Heupartrose
Tot die conclusie komt orthopeed in opleiding Desirée Dorleijn. Onlangs promoveerde zij op een studie waarbij zij het effect van de bilprik onderzocht. Dorleijn: “Ik heb 107 patiënten over twee groepen verdeeld. Allemaal hadden ze last van pijnlijke heupartrose (zie Kader). Allemaal kregen ze een prik in de bil, de ene groep met een placebo (een nepmiddel), de andere groep met corticosteroïden, een pijnstillende stof.”
Pijnscore
Voordat de injectie werd gegeven, werd de patiënten gevraagd hun pijn een score te geven, op een schaal van 1 tot 10. Gemiddeld werd een pijnscore van 4,3 gegeven. In de groep die de placebo kreeg, daalde de score na twee weken naar gemiddeld 3,9. In de groep die werd behandeld met corticosteroïden, nam de gemiddelde score af tot 2,6. Dat effect hield gemiddeld twaalf weken aan.
Huisarts
Die bevinding is goed nieuws. Dorleijn: “Tot op heden worden injecties met corticosteroïden gezet in het heupgewricht. Dat is een ingreep die moet worden verricht in een ziekenhuis op de afdeling Radiologie. Een specialist zet onder geleiding van echografie of een röntgenopname de injectie in het heupgewricht. Een injectie in de bilspier is een stuk simpeler. Patiënten hoeven daarvoor niet naar het ziekenhuis, maar kunnen bij hun huisarts terecht. Een stuk prettiger en goedkoper.”
Knie
Dorleijn benadrukt dat zij niet heeft gekeken naar het verschil in effect tussen de bilspier-injectie en de heupgewricht-injectie. “De bilspierprik moet dan ook gezien worden als een waardevolle aanvulling op het bestaande behandelprotocol. De prik in de bil is vooral een goede tussenstap. Toekomstig onderzoek moet uitwijzen of de bilspierprik de injectie in het gewricht kan vervangen.”
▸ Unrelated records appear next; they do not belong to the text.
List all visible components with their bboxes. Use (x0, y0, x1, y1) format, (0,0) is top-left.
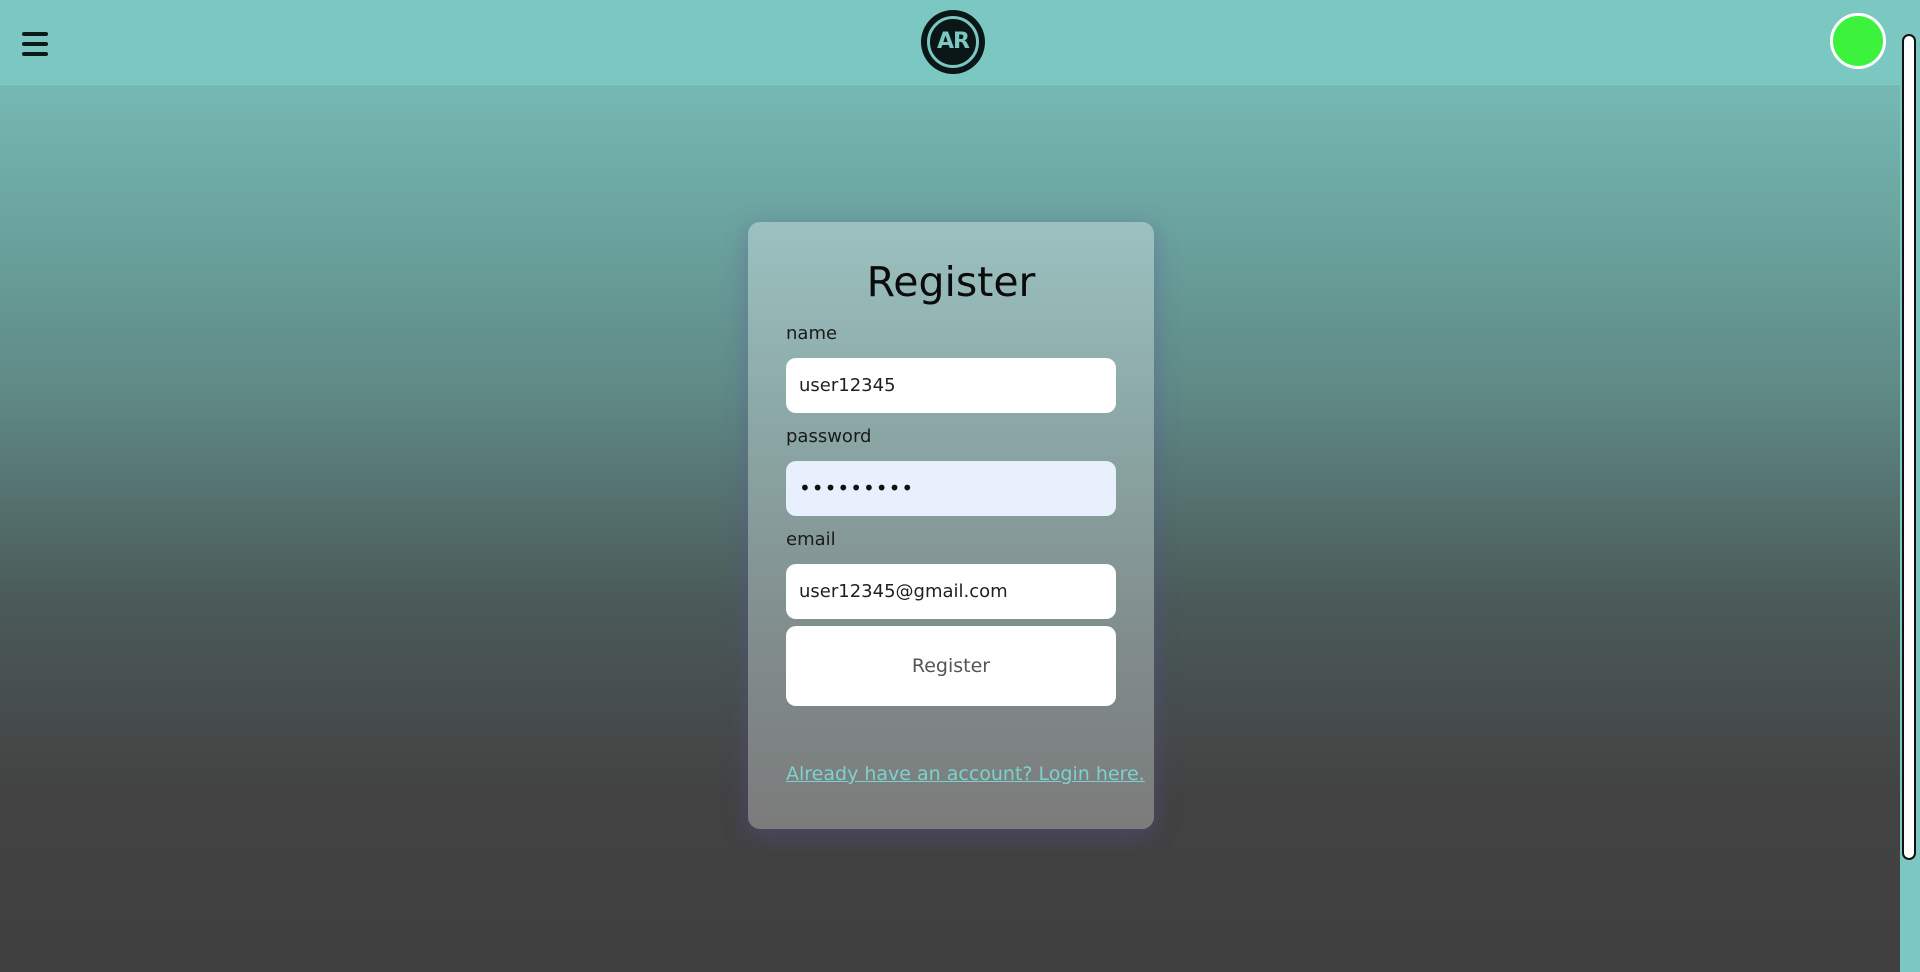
register-card: Register name user12345 password •••••••… (748, 222, 1154, 829)
email-field[interactable]: user12345@gmail.com (786, 564, 1116, 619)
scrollbar[interactable] (1900, 0, 1920, 972)
logo-text: AR (937, 29, 970, 54)
password-field[interactable]: ••••••••• (786, 461, 1116, 516)
logo[interactable]: AR (921, 10, 985, 74)
name-label: name (786, 323, 838, 344)
page-title: Register (866, 258, 1036, 306)
name-field[interactable]: user12345 (786, 358, 1116, 413)
hamburger-menu-icon[interactable] (22, 32, 48, 56)
status-indicator[interactable] (1830, 13, 1886, 69)
login-link[interactable]: Already have an account? Login here. (786, 763, 1145, 785)
email-label: email (786, 529, 836, 550)
page: AR Register name user12345 password ••••… (0, 0, 1920, 972)
top-bar: AR (0, 0, 1900, 85)
scrollbar-thumb[interactable] (1902, 34, 1916, 860)
register-button[interactable]: Register (786, 626, 1116, 706)
password-label: password (786, 426, 872, 447)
Dorleijn denkt dat voor knieartrose een vergelijkbare aanvulling op de behandeling mogelijk is: “Bij die patiënten wordt nu nog een injectie in het kniegewricht gezet. Een prik in het bovenbeen is wellicht een goed alternatief.”
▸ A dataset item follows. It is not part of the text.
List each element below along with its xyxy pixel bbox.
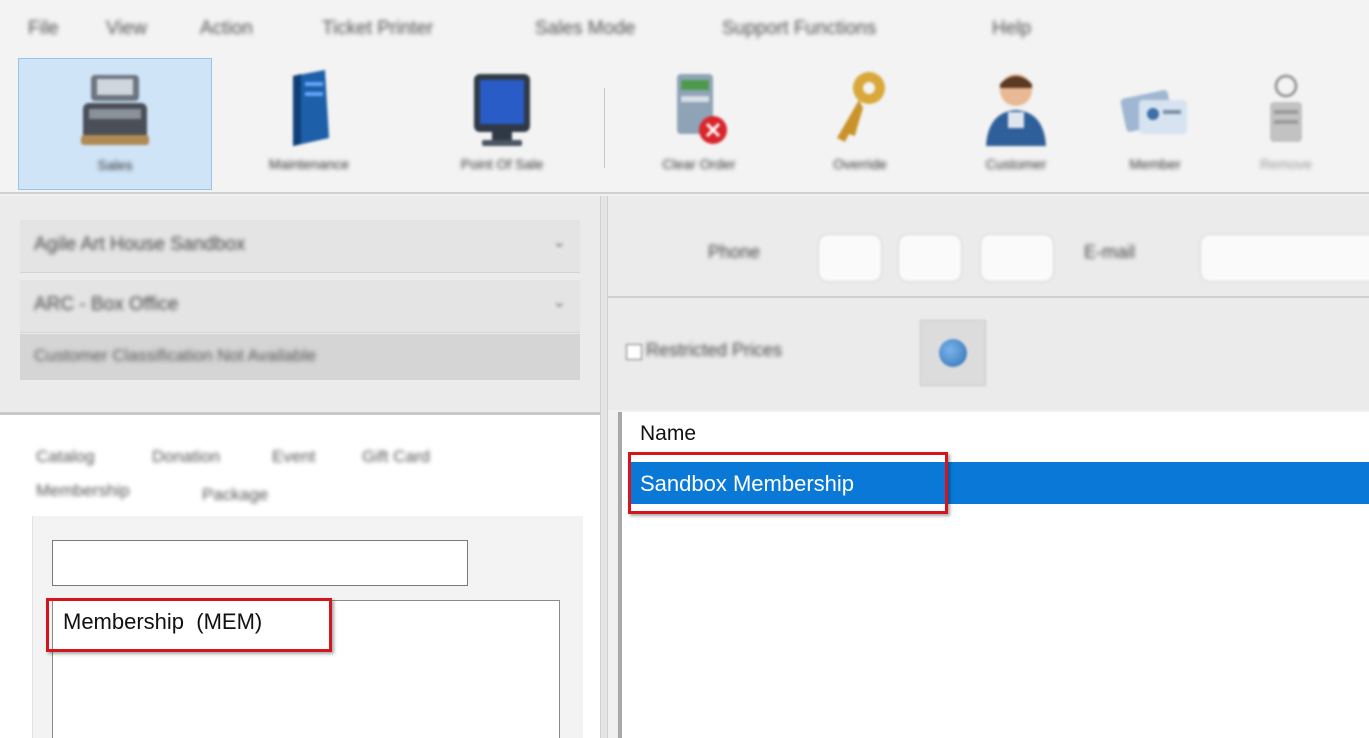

In Nederland hebben naar schatting 80.000 mannen en 160.000 vrouwen last van heupartrose. Het is een reumatische aandoening die meestal op middelbare leeftijd ontstaat. Omdat het kraakbeen in de gewrichten dunner en zachter wordt, ontstaat geleidelijk aan pijn. Wanneer pijnstilling met ibuprofen of paracetamol niet meer helpt, kan worden gekozen voor een injectie met corticosteroïden in het gewricht als tijdelijke oplossing voor de pijnklachten. Pas in allerlaatste instantie komt het aanbrengen van een heupprothese in beeld als behandeloptie.